Myeloperoxidase mediated HDL oxidation and HDL proteome changes do not contribute to dysfunctional HDL in Chinese subjects with coronary artery disease.
Guisong WangAnna Vachaparampil MathewHaiyi YuLei LiLiyun HeWei GaoXiaodan LiuYanhong GuoJaeman ByunJifeng ZhangY Eugene ChenSubramaniam PennathurPublished in: PloS one (2018)

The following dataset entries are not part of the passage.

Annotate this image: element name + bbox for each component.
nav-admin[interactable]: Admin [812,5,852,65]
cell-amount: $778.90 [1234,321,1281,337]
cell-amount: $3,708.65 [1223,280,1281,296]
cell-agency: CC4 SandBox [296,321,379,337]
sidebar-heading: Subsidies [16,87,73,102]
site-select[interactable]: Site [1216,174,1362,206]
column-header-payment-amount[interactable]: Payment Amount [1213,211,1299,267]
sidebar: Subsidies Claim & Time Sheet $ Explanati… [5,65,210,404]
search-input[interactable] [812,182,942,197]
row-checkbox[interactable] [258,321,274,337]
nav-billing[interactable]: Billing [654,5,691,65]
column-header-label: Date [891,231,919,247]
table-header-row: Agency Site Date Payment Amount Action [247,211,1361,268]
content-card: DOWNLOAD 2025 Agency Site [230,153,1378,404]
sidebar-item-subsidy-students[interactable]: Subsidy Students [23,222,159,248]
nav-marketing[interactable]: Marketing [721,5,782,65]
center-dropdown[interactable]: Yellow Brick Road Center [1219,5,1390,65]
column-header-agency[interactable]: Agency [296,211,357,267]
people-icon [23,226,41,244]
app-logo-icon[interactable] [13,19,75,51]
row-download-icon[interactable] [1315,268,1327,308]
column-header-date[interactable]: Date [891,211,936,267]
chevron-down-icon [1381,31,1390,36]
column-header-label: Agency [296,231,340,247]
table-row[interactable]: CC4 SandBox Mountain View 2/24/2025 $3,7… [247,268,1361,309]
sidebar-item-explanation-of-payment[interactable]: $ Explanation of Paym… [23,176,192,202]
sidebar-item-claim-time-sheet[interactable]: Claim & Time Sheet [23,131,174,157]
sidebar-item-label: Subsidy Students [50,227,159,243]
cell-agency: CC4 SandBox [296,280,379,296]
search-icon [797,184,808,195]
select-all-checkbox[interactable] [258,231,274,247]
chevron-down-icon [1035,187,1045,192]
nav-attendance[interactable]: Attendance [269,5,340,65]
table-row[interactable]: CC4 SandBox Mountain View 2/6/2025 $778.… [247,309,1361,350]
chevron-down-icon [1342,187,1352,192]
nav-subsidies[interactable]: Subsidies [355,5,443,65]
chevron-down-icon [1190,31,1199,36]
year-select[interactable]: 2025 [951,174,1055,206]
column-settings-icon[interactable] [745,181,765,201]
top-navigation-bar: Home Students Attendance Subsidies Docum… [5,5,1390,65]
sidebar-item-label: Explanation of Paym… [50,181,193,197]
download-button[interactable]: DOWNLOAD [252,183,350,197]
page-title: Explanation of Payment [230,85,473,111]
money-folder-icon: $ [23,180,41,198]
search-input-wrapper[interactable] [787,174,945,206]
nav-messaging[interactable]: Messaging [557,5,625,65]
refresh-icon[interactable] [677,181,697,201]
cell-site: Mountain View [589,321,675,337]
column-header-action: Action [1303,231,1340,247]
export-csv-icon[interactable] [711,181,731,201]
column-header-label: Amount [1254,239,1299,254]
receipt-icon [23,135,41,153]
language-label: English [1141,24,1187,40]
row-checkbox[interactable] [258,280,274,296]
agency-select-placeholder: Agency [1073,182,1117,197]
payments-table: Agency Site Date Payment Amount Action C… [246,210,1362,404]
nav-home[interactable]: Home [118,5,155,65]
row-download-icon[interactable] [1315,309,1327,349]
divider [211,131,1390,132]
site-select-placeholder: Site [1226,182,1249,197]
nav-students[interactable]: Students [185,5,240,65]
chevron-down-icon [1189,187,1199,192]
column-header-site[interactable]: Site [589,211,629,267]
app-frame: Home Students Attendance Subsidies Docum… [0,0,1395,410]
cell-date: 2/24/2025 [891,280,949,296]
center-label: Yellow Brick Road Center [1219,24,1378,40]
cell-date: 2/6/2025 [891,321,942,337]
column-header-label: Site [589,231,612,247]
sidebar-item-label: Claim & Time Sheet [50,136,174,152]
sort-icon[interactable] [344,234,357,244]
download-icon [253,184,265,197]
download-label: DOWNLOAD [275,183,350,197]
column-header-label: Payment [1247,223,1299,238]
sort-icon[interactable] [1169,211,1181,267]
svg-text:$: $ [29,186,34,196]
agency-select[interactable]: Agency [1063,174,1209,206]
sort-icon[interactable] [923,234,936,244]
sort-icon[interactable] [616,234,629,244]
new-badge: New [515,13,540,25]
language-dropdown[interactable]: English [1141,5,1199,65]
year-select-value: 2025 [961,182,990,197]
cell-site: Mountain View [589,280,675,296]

High density lipoprotein (HDL) cholesterol levels and cholesterol efflux capacity (CEC) are inversely correlated with coronary artery disease (CAD) risk. Myeloperoxidase (MPO) derived oxidants and HDL proteome changes are implicated in HDL dysfunction in subjects with CAD in the United States; however, the effect of MPO on HDL function and HDL proteome in ethnic Chinese population is unknown. We recruited four matched ethnic Chinese groups (20 patients each): subjects with 1) low HDL levels (HDL levels in men <40mg/dL and women <50mg/dL) and non-CAD (identified by coronary angiography or cardiac CT angiography); 2) low HDL and CAD; 3) high HDL (men >50mg/dL; women >60mg/dL) with no CAD; and 4) high HDL with CAD. Serum cytokines, serum MPO levels, serum CEC, MPO-oxidized HDL tyrosine moieties, and HDL proteome were assessed by mass spectrometry individually in the four groups. The cytokines, MPO levels, and HDL proteome profiles were not significantly different between the four groups. As expected, CEC was depressed in the entire CAD group but more specifically in the CAD low-HDL group. HDL of CAD subjects had significantly higher 3-nitrotyrosine than non-CAD subjects, but the MPO-specific 3-chlorotyrosine was unchanged; CEC in the CAD low-HDL group did not correlate with either HDL 3-chlorotyrosine or 3-nitrotyrosine levels. Neither 3-chlorotyrosine, which is MPO-specific, nor 3-nitrotyrosine generated from MPO or other reactive nitrogen species was associated with CEC. MPO mediated oxidative stress and HDL proteome composition changes are not the primary cause HDL dysfunction in Chinese subjects with CAD. These studies highlight ethnic differences in HDL dysfunction between United States and Chinese cohorts raising possibility of unique pathways of HDL dysfunction in this cohort.